Before takeoff, the pilot looks at the obstacle in front of them and roughly calculates its height above the takeoff point. The helicopter will be required to climb to approximately 50ft higher then the calculated height of the obstacle before accelerating into forwarding flight:
- Obstacle within Take-Off Distance = 65ft higher than the Helipad
- Obstacle Height + 15ft drop for pilot reaction time if an engine fails
- Obstacle Height + additional 35ft for helicopter descent while accelerating on one engine – (20ft for acceleration drop & 15ft obstacle clearance)
∴ The pilot needs to add 50ft to the obstacle height – this will give them the height needed to climb to before reaching the TDP and accelerating away.
TDP for this example would be 65ft(obstacle height)+50ft(profile recommendation height) = 115ft TDP to clear the obstacle by 15ft if the engine were to quit right at TDP.
The engine fails before TDP the pilot returns back to the helipad using the second engine.
This is known as a Category A Takeoff Profile and if flown as depicted in the manufacturer’s recommended profile it will ensure the helicopter will clear the obstacle by 15ft. CAT A takeoff and landing profiles are used extensively in Twin-Engine helicopters.
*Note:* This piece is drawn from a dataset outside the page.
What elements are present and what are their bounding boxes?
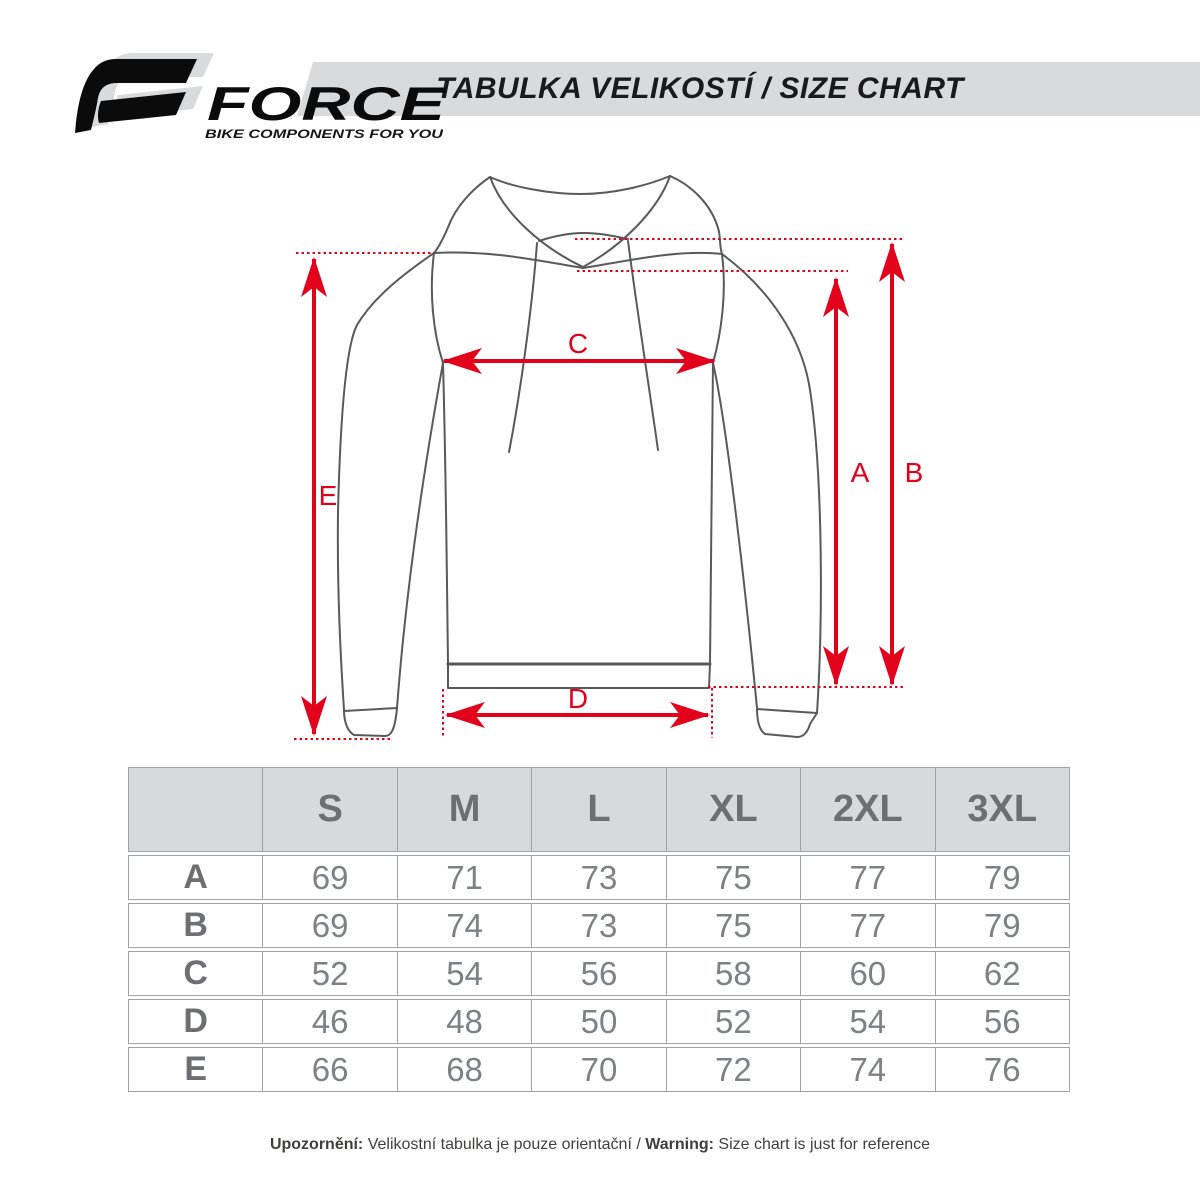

Pilots will choose to do a reverse or back-up takeoff when the options around them for an emergency landing are limited. Backing up allows the pilot to keep the helipad in sight if the obstacle in front of them requires them to climb higher than 30-50ft and the helipad is the only place they can land in the event of an emergency.
Most helicopters that do back-up or reverse takeoff profiles are twin-engine as the chances of a single-engine helicopter successfully landing from height (<400ft) with no airspeed are very slim.